Palavras-chave: Trauma, Violência, Modernidade, Contemporaneidade, Transmissão.
ABSTRACT
The aim of this article is to identify the effects on contemporariness of the rupture on the civilization process which took place during the Second World War. The author tries to figure out how the experience of the extermination camps, a trauma impossible to represent, comes to being, is reproduced and repeated in the culture, generating manifestations that affect the clinic and can come to modify the listening of the analyst. Tracking some figures of the negation of castration and current violence, the author carries through a reflection on these questions, in close relation with the subject of the transmission of psychoanalysis.
Keywords: Trauma, Violence, Modernity, Contemporariness, Transmission.

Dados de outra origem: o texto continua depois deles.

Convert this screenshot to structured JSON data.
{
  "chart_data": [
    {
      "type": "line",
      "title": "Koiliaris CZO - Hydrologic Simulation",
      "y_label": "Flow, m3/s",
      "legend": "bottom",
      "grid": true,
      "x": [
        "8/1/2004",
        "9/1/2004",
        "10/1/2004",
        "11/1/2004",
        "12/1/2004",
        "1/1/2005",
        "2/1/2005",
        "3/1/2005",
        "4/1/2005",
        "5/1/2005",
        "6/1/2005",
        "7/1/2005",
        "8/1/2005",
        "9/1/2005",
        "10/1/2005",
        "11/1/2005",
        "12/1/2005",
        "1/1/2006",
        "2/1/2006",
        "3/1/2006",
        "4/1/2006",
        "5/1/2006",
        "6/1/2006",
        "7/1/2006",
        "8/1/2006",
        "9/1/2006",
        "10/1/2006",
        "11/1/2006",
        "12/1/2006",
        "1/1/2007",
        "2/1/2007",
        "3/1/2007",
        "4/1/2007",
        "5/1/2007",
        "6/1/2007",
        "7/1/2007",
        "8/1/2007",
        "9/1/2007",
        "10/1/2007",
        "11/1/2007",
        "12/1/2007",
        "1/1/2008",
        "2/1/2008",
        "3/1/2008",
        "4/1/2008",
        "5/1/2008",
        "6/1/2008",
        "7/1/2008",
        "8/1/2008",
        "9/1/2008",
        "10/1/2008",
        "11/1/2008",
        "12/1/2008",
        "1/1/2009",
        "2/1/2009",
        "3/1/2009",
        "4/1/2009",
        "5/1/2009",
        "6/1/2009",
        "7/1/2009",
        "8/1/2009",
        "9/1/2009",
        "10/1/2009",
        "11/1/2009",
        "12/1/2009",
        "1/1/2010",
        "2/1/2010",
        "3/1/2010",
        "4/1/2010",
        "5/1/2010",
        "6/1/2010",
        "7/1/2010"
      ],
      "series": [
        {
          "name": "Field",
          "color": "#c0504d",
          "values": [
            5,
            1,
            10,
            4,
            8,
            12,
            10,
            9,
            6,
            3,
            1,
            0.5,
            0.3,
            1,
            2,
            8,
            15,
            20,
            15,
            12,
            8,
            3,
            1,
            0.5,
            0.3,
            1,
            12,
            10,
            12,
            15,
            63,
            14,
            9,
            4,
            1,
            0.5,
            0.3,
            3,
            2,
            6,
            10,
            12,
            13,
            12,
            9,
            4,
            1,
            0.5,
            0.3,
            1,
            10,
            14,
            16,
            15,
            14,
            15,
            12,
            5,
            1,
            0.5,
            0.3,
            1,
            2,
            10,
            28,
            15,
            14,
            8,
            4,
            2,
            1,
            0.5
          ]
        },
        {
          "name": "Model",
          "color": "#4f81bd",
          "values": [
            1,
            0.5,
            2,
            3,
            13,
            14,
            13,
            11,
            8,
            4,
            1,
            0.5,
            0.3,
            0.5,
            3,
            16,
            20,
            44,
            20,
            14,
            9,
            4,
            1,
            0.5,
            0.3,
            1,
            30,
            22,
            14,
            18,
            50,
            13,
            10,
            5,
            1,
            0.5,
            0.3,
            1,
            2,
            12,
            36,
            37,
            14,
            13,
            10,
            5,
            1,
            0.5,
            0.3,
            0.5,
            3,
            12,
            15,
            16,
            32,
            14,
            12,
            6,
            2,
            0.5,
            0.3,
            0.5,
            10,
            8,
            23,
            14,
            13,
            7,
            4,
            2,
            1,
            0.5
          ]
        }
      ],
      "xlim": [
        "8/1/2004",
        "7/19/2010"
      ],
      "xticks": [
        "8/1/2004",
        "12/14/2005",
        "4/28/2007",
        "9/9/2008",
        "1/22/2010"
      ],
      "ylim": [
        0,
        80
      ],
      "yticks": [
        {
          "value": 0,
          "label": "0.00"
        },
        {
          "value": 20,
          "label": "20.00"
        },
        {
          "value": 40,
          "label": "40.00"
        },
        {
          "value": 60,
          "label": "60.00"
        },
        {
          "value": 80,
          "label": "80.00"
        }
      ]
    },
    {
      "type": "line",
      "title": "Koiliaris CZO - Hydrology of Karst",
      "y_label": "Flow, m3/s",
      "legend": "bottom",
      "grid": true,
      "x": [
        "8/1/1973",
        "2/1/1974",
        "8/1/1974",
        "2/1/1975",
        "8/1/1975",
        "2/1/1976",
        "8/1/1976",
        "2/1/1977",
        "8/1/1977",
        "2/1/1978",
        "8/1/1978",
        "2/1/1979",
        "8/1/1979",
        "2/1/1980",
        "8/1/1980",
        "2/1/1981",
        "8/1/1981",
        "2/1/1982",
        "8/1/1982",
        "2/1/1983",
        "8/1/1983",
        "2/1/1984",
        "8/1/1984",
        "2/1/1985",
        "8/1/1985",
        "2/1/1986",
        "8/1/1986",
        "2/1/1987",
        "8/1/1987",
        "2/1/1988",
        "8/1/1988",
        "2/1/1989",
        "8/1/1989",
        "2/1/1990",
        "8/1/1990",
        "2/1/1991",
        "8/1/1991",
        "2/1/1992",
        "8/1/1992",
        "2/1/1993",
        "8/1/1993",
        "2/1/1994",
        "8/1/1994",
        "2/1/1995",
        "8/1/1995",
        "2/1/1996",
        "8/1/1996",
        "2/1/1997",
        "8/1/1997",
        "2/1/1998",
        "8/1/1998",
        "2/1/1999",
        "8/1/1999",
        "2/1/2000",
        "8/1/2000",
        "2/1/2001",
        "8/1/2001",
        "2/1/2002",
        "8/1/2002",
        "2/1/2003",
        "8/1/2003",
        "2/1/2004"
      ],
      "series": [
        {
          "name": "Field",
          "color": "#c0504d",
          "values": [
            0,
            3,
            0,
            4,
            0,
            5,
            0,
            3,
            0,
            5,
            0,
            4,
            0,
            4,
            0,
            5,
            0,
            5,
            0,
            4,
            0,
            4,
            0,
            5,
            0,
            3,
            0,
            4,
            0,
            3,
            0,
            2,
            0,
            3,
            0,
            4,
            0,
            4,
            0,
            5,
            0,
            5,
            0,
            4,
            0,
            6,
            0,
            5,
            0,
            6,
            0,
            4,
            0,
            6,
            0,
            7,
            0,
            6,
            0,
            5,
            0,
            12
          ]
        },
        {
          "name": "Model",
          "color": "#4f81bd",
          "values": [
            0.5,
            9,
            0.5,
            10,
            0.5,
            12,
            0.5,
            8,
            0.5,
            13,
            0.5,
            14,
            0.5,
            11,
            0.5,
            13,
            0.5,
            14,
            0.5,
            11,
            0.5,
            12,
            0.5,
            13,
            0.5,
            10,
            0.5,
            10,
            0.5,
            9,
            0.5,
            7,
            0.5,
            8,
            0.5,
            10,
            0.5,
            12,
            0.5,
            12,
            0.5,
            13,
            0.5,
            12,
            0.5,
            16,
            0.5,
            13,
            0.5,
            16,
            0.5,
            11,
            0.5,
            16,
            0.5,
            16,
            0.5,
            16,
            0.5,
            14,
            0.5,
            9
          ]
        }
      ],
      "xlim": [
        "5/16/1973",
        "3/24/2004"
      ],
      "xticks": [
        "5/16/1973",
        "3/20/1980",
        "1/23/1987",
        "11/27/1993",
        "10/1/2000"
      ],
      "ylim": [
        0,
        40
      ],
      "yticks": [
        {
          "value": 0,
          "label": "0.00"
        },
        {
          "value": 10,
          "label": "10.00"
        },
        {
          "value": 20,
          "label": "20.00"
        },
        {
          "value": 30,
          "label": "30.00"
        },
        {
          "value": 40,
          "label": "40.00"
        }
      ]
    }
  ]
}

Após a vivência de Auschwitz, manipulada pelo que Hannah Arendt definiu como o interesse particular da ciência moderna pelo domínio e poder (Menegat, 2003, p. 40), a inquietação começou, apesar da resistência de muitos, a tomar conta do pensamento psicanalítico. Sobretudo diante da escuta dos pesadelos intermináveis e do sentimento de culpa infindável das vítimas sobreviventes. Em um mundo em que a dessacralização da morte instalou uma ordem de violência sem limites, o silêncio ruidoso da pulsão de destruição acabou jogando as cartas; conforme as previsões de Freud ao analisar o mal-estar de uma época em que a ciência e a tecnologia, tão caros ao progresso da civilização, na pretensão de garantir contra o acaso e o desamparo, começavam a caminhar de braços dados com a barbárie (Freud, 1915, 1930). O que fazer diante do fato da própria psicanálise, do mesmo modo que qualquer outro discurso, ter sido atingida por todas as incidências sociais e políticas da Segunda Guerra? Seria possível formular um pensamento psicanalítico sobre Auschwitz? (Stern, 2004, p. 192). Ou seja, como pensar teoricamente o que não tem sentido nem nunca terá: milhões de mortos em monstruosas “experiências científicas”? Eis algumas das questões que surgiram após esse trauma maior, que inundou de sangue a civilização, atingiu a modernidade no âmago de seus ideais, transformando-se na síntese paradigmática da “banalidade do mal” (Arendt, 2000) e no signo do esfacelamento do sentido do humano.
Um trauma de tal magnitude, ainda que coletivo, está forçosamente sob o domínio do império da compulsão à repetição. É como se o horror aberto pelo traumatismo exercesse, a partir daí, o poder de aspiração ao gozo maligno que habita o humano. Primo Levi, um dos maiores escritores do século XX era das catástrofes e genocídios testemunha, melhor do que ninguém, a impossibilidade de representar o horror que se passou nos campos de extermínio: quem o sofreu não sobreviveu para contar o que viveram e sofreram nessas fábricas de cadáveres (Seligmann-Silva, 2003, 51-53). Aqueles que, como o autor, foram tocados pela sorte de sair com vida, tentam narrar uma morte a do sujeito , que começou antes mesmo da morte corporal.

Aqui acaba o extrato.